勝手にお喋りーSanctuaryー

マニアックな趣味のお喋りを勝手につらつらと語っていますー聖域と言うより、隠れ家ー

『イノシシプリンセス』ー第6巻ー

2023-01-17 | 原神のお喋り

 

 そこで、姫と二人の智者は北にある極寒の地にやってきた。


辺り一面が氷と雪に包まれている。


あまりの寒さに、姫の体は震えた。


だが、引き返す事なく、彼女は凍える風の中へと進んで行く。


賢い狐と頼れる亀は、骨を刺すような寒さに耐えきれず、姫にこう言った。


「コンコンコン~こんな寒くて危険な場所で冒険だなんて、王が知ったら心配する。帰ろうよ、コンコンコン~」


「その通り、吹雪はどんどん激しくなっていく……少し休み、風が止んでから進むんだ。悪いが、私は叫ばない。」


だが、辛抱強い姫は二人の提案通りにせず、極寒の中を進んで行くことを決めた。


何せ、失った友人を救い出すより大切なことはないのだから。


そうして一行は、足と爪が凍てつき、吐き出した息が凍るまで歩き続けた。


氷山に流れる、氷の張った川のほとりで、姫は寒風を漂う妖精を見付けた。


古き知的な妖精は、雪山の上に住んでいた。彼女たちは実体はないが、強大な魔力を有する。

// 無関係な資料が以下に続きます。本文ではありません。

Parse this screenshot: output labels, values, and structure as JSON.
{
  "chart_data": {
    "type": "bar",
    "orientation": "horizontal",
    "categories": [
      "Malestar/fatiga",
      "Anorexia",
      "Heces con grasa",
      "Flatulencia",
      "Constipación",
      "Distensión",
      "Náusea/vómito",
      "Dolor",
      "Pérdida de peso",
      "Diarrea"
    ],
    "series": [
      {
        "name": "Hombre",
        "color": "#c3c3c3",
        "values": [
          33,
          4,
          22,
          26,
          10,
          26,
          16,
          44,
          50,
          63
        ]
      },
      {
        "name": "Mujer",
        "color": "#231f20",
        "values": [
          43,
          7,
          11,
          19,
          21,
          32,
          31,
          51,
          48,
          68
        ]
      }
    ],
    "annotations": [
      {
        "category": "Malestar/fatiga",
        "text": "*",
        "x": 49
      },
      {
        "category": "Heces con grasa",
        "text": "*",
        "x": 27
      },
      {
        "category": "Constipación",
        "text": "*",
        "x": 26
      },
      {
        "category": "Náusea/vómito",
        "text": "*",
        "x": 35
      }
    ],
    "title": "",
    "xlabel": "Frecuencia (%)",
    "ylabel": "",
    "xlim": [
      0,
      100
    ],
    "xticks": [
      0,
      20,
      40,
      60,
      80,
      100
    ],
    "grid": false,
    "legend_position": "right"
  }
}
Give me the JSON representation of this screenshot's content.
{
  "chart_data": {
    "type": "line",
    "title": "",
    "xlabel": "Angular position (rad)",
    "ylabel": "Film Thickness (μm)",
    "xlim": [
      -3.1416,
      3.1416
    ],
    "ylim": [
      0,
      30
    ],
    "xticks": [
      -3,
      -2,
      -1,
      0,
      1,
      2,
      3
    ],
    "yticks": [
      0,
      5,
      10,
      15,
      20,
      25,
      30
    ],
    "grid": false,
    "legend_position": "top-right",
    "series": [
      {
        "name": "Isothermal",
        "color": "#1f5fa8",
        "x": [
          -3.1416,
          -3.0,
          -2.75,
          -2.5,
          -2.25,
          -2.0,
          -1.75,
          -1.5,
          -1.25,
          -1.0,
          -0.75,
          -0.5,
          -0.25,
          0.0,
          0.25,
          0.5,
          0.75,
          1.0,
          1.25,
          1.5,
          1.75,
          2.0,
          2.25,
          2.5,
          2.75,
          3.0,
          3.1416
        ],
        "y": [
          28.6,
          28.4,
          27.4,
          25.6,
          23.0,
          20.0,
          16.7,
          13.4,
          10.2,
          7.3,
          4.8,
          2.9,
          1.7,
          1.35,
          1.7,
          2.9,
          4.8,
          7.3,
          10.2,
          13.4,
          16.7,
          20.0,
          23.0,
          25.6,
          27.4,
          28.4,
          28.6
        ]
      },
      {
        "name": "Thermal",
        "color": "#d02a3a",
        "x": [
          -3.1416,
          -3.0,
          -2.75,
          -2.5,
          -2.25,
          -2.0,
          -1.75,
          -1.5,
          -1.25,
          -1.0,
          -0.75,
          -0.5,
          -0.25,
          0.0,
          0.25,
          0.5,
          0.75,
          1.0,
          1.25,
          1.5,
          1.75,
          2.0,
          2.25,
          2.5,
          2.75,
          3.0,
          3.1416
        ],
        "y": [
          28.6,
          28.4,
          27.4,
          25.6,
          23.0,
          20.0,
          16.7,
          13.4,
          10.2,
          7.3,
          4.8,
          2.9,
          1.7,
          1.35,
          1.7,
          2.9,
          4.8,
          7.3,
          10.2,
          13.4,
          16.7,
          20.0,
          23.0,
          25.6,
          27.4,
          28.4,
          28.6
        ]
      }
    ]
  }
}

「ふん~ふん~あなたがここの主ですか?どうか吹雪から抜け出す道を案内してくれませんか?」


姫は礼儀正しく、感覚の無くなった足を震えながら話しかけた。


知恵の狐と頼れる亀じいも、期待の眼差しを妖精に向け、凍り付いた爪で雪の中を掻きまわした。


「フーフー」


妖精は軽やかな声で言った。


「いいよ。でもフーフー」


「お返しに、君たちの体力をもらうよ。


君達が吹雪の中を進めば進む程、どんどんお腹が空いて、寒くなるからね。


まあ、命の危険はないと思うけど……多分ねフーフー」


(クンクン。相手は吹雪の精霊だもの)と姫は思った。


(それに、国で最も賢くて、私を気にかけてくれる人達が側にいるわ。何があっても大丈夫よ!)


姫は躊躇う事なく、精霊の要求を受け入れた。


賢い狐も頼りになる亀じいも、口を挟む隙がなかった。